Personal information
- Born: 4 July 1997 (age 28) Castione della Presolana, Italy

Sport
- Sport: Freestyle skiing
- Event: Ski cross

Medal record
Men's freestyle skiing
Representing Italy
Olympic Games
| Silver medal – second place | 2026 Milano Cortina | Ski cross |
World Championships
| Bronze medal – third place | 2023 Bakuriani | Mixed team ski cross |

= Federico Tomasoni =

Italian freestyle skier (born 1997)

Federico Tomasoni (born 4 July 1997) is an Italian freestyle skier who specializes in the ski cross discipline. He represented Italy at the 2026 Winter Olympics, where he won a silver medal in that event.

==Career==
Tomasoni made his first appearance on the international stage on 23 November 2019 in Pitztal, where he finished 30th in the national competition.

Tomasoni made his World Cup debut on 19 December 2021 in Innichen, where he finished 56th. He scored his first points on 15 January 2022 in Nakiska, finishing 19th.
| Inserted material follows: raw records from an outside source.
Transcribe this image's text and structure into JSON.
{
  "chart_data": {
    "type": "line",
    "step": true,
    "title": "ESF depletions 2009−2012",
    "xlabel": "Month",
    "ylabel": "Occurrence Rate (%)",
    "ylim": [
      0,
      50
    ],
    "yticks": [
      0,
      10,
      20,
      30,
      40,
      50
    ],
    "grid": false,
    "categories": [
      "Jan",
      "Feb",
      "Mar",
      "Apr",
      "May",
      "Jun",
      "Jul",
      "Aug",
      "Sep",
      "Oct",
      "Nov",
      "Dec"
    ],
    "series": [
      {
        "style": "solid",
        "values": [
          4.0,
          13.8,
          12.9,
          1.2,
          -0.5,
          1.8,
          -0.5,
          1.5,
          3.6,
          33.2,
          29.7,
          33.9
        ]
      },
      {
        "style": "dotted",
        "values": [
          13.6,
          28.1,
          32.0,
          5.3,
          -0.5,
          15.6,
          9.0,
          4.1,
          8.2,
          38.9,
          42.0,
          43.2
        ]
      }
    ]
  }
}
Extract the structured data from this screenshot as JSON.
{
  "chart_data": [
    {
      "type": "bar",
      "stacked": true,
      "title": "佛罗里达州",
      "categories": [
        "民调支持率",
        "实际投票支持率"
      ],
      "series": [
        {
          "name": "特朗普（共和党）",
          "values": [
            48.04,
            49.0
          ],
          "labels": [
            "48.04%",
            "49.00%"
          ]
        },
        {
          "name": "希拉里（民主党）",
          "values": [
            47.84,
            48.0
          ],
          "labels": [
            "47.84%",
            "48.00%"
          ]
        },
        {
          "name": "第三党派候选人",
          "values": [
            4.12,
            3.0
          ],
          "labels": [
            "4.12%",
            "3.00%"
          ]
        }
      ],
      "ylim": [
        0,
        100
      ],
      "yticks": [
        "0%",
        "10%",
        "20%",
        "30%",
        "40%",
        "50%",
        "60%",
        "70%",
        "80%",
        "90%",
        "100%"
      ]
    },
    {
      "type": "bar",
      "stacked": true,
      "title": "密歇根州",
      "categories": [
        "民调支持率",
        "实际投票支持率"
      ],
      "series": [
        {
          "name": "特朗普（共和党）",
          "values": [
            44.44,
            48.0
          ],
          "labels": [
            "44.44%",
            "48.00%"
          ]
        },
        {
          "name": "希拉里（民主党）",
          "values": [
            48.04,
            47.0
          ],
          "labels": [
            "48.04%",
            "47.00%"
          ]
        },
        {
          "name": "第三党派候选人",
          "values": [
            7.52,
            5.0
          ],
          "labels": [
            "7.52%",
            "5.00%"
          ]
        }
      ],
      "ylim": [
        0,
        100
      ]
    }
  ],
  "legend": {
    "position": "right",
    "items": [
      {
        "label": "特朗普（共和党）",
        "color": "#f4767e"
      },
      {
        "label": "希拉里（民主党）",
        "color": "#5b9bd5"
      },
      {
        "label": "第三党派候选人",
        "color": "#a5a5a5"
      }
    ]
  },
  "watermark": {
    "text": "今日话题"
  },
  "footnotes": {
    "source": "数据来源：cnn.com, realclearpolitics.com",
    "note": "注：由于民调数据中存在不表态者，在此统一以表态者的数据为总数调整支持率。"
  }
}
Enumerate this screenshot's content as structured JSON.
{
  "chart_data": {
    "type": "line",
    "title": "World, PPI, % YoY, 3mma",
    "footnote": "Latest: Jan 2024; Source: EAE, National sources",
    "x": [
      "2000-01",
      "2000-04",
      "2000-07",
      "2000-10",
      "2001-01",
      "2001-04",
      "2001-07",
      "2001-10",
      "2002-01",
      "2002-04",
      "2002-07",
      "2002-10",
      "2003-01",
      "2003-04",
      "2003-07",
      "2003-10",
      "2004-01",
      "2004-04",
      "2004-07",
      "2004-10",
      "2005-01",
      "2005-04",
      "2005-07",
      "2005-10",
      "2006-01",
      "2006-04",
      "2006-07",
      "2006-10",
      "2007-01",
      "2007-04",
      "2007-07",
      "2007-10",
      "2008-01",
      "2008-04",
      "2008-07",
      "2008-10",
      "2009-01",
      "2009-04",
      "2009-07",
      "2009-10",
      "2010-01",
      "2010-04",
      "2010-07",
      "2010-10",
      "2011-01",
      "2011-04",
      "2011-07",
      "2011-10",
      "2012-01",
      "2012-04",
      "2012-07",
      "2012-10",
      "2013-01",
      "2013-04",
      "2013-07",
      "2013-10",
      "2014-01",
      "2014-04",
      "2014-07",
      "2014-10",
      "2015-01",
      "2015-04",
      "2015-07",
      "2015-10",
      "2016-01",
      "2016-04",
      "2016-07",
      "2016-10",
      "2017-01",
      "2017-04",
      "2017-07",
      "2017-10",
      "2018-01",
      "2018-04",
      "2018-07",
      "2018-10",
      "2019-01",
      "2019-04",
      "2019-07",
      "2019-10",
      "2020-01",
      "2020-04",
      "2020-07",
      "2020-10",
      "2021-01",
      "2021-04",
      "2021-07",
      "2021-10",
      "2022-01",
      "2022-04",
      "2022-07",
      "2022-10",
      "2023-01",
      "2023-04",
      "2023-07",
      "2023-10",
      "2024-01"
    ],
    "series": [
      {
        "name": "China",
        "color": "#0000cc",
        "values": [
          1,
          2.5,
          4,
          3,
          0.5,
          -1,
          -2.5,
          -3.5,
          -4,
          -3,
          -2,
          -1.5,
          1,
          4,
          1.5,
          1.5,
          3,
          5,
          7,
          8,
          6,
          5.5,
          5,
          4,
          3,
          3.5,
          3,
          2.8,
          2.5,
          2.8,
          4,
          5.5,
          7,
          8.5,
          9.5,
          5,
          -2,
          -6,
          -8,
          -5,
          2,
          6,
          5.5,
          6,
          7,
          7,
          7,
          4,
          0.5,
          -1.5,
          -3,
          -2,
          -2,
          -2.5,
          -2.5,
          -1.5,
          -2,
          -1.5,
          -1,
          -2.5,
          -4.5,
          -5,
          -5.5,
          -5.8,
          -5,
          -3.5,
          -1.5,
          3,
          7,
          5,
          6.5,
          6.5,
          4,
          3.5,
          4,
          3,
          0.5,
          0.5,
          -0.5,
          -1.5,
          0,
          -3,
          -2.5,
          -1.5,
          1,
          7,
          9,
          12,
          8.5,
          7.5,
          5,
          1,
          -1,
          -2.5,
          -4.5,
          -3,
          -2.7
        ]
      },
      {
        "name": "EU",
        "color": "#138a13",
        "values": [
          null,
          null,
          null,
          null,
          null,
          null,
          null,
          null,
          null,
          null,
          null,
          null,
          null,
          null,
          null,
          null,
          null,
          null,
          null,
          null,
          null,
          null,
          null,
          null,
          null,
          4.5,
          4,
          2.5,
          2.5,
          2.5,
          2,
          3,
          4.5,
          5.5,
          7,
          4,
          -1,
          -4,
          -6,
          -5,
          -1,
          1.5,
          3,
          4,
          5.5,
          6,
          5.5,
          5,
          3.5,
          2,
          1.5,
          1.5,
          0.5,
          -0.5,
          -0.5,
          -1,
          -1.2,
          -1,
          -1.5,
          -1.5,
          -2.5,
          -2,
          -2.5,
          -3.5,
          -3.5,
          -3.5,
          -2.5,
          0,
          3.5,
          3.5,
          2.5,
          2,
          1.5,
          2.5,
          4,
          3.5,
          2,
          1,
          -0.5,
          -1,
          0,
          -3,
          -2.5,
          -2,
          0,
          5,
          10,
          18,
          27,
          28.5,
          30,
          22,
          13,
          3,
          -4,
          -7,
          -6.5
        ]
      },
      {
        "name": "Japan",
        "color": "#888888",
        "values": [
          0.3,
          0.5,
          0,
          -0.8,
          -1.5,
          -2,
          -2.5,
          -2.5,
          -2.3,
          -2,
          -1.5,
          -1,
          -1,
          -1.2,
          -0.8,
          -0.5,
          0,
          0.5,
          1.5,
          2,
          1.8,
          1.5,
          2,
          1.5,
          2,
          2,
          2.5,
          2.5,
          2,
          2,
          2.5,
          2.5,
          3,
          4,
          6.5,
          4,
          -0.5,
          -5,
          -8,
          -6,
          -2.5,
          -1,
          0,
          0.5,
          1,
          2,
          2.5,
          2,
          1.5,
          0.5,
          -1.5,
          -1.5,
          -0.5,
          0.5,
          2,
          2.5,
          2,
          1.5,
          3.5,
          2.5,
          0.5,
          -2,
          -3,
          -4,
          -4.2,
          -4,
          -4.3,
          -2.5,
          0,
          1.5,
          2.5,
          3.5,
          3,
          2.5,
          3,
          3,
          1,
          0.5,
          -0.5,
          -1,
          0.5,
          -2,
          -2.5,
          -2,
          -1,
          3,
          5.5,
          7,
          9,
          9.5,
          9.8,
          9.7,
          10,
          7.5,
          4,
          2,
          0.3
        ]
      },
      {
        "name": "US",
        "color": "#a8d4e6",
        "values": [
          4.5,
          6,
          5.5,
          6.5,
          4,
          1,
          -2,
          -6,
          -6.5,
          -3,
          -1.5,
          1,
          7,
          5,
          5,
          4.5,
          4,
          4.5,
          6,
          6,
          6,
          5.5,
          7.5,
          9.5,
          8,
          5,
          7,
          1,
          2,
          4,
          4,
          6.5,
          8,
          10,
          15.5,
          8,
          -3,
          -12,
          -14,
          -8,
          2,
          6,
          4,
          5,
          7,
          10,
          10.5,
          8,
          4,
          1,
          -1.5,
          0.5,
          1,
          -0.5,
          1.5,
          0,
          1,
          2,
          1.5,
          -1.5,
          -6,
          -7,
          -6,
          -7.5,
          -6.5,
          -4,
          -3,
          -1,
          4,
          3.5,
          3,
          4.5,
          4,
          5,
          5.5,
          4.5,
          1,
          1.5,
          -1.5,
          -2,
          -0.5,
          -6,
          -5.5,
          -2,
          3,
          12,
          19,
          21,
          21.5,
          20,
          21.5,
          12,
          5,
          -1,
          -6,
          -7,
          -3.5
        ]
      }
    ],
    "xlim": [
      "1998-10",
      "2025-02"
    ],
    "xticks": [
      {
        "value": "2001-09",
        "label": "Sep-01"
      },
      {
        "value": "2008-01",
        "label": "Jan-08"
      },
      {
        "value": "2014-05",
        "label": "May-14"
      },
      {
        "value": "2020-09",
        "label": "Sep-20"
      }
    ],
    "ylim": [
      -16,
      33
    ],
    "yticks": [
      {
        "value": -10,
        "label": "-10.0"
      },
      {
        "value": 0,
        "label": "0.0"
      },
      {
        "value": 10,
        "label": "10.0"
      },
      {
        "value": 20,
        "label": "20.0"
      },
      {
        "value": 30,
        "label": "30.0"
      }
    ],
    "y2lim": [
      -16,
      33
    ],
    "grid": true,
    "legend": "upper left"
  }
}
Tomasoni represented Italy at the 2023 FIS Freestyle Ski World Championships and won a bronze medal in the mixed team ski cross event, along with Jole Galli. In the individual competition, he finished in sixth place.

==Personal life==
Federico Tomasoni was raised at the foot of Mount Presolana and is the son of Battista Tomasoni, who was first a high-level athlete and later became a national instructor.

Tomasoni was in a relationship with ski racer Matilde Lorenzi until her death in October 2024.